2. The Plaintiff filed its complaint on August 1, 2007.
3. On November 15, 2007 the Defendant moved to amend its Answer to add the affirmative defense of failure to attend examination under oath.
4. The alleged failure to attend examination under oath occurred on June 24 and June 28, 2005.
5. The Defendant’s response to Plaintiff’s presuit demand letter — explanation of benefits did not list failure to attend E.U.O. as a basis for denial of the claim.
6. On November 15, 2007 the Plaintiff served and filed its notice for trial.
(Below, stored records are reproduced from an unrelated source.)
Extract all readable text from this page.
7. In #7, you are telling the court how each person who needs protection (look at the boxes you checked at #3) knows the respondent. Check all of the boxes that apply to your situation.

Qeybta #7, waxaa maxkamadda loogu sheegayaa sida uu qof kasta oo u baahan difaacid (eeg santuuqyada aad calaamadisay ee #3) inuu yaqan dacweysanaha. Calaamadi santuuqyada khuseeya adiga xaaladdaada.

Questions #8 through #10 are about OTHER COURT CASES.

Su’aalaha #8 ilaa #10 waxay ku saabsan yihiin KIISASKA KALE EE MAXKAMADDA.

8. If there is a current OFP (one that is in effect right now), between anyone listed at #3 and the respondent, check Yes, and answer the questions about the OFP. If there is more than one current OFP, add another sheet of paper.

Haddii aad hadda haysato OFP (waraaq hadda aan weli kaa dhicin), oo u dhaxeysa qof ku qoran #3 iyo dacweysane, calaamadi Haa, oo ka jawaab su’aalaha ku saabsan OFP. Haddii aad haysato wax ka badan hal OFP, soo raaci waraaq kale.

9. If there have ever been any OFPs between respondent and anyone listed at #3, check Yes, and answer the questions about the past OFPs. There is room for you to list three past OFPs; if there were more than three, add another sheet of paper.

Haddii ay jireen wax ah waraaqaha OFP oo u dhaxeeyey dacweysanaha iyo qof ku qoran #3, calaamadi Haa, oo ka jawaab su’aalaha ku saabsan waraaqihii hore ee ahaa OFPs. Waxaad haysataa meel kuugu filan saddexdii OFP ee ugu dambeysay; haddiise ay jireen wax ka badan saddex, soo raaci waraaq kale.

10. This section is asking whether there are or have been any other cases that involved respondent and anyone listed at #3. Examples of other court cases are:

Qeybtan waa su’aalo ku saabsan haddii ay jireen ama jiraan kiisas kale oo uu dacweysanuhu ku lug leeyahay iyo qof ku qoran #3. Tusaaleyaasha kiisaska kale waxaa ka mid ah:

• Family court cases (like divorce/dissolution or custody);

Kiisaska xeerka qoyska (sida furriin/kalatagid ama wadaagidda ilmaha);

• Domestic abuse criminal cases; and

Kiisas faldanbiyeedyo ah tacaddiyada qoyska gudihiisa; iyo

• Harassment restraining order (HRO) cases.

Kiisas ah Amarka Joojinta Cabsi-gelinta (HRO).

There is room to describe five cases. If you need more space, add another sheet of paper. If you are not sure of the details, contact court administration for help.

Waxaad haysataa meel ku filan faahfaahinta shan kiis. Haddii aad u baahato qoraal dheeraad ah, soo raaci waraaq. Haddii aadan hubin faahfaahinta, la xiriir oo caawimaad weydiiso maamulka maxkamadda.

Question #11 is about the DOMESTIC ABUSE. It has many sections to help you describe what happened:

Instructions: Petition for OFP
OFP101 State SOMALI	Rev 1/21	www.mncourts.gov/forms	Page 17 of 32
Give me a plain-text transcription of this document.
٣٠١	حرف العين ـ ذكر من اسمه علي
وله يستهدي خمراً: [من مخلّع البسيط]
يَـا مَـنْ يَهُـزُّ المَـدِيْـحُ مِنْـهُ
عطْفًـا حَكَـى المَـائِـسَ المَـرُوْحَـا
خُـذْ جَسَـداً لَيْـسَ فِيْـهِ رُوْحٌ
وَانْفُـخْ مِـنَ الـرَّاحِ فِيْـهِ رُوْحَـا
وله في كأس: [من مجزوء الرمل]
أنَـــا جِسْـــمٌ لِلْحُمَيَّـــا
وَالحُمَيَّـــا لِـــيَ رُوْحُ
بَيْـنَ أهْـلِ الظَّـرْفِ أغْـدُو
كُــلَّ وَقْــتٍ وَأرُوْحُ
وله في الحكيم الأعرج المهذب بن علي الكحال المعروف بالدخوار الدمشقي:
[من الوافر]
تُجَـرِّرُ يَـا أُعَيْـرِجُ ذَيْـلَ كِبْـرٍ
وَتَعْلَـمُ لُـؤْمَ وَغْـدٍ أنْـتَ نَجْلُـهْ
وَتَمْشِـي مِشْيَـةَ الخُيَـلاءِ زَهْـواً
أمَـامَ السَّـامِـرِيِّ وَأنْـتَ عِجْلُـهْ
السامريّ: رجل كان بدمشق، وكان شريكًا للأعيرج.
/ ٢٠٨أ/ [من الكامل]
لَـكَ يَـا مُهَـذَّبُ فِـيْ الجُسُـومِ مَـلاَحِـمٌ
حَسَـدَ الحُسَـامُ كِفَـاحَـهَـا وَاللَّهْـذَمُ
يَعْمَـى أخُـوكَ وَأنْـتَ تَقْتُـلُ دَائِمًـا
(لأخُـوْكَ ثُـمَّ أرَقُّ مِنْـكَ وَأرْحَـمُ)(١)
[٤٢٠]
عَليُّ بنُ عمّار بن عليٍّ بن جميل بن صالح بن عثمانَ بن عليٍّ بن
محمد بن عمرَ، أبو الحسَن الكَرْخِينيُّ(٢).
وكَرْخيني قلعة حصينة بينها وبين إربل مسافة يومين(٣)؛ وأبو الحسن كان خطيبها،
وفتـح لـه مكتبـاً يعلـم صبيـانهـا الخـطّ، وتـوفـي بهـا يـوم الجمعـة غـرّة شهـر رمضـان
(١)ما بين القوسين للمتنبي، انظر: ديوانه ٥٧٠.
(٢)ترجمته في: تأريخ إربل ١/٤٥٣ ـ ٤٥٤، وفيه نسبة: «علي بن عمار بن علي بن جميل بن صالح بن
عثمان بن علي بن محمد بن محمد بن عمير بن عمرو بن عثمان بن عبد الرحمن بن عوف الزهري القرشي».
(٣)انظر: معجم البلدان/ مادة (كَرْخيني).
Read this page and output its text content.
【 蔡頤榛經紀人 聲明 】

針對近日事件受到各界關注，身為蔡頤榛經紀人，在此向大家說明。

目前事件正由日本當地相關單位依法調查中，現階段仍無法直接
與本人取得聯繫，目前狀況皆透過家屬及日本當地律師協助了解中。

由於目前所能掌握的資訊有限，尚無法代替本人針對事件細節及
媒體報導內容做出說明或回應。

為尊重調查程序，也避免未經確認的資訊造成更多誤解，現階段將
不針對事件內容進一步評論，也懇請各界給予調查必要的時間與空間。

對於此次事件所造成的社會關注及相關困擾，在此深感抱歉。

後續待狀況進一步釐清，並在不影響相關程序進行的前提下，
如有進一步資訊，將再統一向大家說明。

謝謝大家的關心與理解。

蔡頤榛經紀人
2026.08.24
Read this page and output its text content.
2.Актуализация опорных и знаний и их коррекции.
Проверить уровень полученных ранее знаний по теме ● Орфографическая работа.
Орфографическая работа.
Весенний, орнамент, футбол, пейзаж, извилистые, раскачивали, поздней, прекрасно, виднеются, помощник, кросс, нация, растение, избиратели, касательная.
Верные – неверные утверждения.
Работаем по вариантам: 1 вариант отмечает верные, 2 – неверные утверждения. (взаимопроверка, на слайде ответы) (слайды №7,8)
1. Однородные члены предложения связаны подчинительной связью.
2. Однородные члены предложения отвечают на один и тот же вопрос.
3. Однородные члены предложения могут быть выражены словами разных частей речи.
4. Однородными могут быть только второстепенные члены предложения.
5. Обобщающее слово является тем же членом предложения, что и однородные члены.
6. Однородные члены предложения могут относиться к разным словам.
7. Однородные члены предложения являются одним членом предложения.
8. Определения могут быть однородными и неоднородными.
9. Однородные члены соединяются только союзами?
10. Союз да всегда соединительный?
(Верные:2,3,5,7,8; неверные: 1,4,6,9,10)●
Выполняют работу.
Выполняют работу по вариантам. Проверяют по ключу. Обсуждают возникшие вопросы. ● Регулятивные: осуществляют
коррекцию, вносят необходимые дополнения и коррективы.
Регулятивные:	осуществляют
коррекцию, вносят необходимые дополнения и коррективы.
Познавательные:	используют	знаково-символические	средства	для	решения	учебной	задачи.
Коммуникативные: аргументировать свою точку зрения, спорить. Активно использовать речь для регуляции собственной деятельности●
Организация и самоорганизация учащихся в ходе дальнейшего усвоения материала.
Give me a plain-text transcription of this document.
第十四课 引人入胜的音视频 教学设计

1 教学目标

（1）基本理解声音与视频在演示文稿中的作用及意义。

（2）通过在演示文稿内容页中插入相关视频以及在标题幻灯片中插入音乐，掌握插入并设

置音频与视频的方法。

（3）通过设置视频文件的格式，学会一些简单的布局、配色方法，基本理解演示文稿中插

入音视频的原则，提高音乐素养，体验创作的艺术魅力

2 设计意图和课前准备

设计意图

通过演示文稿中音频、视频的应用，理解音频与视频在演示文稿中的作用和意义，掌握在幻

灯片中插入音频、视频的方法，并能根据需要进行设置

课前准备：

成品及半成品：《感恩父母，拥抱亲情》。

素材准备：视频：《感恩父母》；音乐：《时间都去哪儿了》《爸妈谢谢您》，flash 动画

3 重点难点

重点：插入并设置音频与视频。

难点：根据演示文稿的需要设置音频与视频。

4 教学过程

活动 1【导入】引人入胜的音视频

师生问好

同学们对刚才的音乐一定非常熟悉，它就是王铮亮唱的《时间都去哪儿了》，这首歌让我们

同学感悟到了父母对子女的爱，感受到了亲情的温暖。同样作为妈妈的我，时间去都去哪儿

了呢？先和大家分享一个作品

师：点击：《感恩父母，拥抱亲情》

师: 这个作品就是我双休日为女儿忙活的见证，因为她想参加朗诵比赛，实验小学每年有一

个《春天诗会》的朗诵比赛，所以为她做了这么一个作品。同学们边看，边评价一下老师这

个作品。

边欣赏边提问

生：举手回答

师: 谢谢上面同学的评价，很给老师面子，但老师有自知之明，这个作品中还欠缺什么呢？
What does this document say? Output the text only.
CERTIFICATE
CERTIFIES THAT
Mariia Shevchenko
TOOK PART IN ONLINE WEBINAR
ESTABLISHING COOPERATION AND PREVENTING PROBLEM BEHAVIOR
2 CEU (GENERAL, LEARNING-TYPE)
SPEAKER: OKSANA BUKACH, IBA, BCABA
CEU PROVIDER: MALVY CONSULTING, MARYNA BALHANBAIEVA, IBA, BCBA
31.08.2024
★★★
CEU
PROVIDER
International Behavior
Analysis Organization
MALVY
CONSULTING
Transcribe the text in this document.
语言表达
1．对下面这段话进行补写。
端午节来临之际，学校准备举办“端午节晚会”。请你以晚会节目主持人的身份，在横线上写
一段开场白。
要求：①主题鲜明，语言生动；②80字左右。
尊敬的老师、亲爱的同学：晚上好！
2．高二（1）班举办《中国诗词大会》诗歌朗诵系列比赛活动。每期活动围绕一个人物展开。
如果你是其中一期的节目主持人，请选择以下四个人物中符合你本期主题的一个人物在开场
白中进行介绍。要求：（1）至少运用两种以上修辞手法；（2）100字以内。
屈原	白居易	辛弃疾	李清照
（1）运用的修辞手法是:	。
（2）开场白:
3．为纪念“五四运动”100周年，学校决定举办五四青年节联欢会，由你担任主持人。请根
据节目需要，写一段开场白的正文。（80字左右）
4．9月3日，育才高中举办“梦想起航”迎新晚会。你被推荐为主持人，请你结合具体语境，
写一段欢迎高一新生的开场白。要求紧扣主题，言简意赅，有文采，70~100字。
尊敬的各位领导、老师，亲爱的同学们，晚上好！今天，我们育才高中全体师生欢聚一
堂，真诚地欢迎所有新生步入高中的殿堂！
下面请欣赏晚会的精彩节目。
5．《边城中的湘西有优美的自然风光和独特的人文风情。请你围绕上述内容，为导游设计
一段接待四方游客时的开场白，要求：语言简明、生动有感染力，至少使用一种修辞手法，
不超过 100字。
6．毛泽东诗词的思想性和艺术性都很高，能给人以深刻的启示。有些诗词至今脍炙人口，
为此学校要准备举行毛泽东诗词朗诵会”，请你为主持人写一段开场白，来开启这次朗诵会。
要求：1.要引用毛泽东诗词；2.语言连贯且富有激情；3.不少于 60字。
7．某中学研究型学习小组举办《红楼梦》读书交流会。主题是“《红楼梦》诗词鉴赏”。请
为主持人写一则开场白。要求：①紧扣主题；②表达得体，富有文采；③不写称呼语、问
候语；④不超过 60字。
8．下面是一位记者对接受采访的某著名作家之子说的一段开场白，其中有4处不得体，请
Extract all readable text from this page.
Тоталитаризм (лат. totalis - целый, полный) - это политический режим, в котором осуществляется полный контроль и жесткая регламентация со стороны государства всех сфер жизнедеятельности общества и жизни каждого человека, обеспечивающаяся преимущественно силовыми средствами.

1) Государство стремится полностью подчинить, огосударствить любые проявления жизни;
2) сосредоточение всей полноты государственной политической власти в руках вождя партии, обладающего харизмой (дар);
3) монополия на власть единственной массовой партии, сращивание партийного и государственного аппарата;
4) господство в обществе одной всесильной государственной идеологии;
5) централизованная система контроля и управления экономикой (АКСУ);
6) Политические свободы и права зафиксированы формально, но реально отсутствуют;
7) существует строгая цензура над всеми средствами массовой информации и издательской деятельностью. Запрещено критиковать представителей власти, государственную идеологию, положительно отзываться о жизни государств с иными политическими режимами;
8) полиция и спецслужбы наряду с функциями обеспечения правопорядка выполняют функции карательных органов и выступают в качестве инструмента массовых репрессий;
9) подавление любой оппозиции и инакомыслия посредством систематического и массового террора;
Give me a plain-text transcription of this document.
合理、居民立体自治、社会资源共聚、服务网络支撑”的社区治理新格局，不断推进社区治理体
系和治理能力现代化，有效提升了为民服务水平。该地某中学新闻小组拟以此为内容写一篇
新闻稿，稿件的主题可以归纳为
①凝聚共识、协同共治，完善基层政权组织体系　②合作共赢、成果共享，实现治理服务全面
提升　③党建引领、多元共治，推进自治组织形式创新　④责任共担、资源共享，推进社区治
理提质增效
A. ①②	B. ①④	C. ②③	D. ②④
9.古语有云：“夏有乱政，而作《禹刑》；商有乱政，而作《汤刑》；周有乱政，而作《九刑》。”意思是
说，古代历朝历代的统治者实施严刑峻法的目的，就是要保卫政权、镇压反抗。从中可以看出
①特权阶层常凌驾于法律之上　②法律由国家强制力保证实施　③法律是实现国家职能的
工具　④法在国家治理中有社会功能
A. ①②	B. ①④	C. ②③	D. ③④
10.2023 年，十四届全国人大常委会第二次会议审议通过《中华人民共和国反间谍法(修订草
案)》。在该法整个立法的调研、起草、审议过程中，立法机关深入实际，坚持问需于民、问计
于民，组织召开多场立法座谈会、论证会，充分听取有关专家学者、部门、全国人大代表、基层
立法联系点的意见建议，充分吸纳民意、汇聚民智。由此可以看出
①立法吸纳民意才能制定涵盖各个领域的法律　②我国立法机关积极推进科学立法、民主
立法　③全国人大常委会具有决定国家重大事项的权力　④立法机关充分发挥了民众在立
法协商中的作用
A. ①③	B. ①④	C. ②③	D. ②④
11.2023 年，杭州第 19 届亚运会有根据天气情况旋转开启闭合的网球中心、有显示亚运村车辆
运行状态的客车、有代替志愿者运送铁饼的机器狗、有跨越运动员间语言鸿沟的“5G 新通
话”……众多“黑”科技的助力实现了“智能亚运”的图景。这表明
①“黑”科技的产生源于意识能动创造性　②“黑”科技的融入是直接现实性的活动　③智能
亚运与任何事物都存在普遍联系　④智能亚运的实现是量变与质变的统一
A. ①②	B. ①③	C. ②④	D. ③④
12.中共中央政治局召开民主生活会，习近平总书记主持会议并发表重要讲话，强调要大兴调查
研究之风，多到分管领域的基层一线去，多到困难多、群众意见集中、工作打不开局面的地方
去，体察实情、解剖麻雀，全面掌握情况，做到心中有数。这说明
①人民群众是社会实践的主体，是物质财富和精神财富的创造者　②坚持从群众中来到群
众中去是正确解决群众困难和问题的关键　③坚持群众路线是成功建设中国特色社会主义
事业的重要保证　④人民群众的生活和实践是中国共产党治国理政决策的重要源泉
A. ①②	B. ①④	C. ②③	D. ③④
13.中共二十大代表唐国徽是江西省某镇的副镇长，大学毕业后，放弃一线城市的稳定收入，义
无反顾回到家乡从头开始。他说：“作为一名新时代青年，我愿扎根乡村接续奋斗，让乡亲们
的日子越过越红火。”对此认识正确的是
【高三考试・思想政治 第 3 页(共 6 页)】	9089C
7. The Defendant served a proposal for settlement on January 8, 2008.
II. APPLICABLE LAW
When through the course of discovery the Defendant learns of a new defense that it could not have known when the answer was filed the rules of Civil Procedure liberally permit amendment of the answer pursuant to Rule 1.190(a), which provides in pertinent part “that a party may amend a pleading only by leave of court or by written consent of the adverse party. . . Leave of court shall be given freely when justice so requires.”
The granting or denying of a motion to amend a complaint or answer lies within the discretion of the Court. Physician’s First Choice Interpretation, Inc. (A/A/O Lisa Audevert), Plaintiff, vs. United Automobile Insurance Company, 13 Fla. L. Weekly Supp. 645a, (Fla. 17th Circuit, Broward County, 2006) citing B.P. Development and Management Corp. v. P. Lafer Enterprises, Inc., 538 So.2d 1379, 1382 (Fla. 5th DCA 1989). In exercising such discretion, the Court must consider the prejudice, if any, to the Defendant if the amendment is permitted. Rule 1.190(a), author’s comment (1967). The test of prejudice is the primary, but not only, consideration. Physician’s First Choice citing New River Yachting Center, Inc. v. Bacchiochi, 407 So.2d 607, 609 (Fla. 4th DCA 1981); and Cousins Restaurant Associates v. TGI Friday’s, Inc., 843 So.2d 980, 982 (Fla. 4th DCA 2003).
In considering prejudice, the Court must consider the timeliness of the motion. A motion to amend a complaint must by made promptly. Physician’s First Choice citing Griffin v. Societe Anonyme, 53 Fla. 801, 830, 44 So. 342, 351 (1907).
The Third District Court has consistently held, “While the policy of Florida is to liberally allow amendments to pleadings where justice so requires, . . . a trial judge in the exercise of sound discretion may deny further amendments where a case has progressed to a point that liberality ordinarily indulged has diminished . . . . [T]here is an equally compelling obligation on the court to see to it that the end of all litigation be reached.” See, e. g. Physician’s First Choice citing Alvarez v. DeAguirre, 395 So.2d 213, 216 (Fla. 3d DCA 1981).
Florida appellate Courts have consistently affirmed the denial of untimely motions to amend. See Physician’s First Choice citing New River Yachting v. Bacchiocchi, 407 So.2d at 608-09 (Fla. 4th DCA, 1981), holding a seven-month delay in filing a motion to amend warranted the denial of the motion.
III. RULING
1. The Court finds that the Defendant’s motion to amend is untimely.
2. The Court finds that the Plaintiff would be prejudiced by amendment.
3. The Defendant’s Motion to Amend its Answer is DENIED.
4. This order shall be substituted for the handwritten order of February 26, 2008.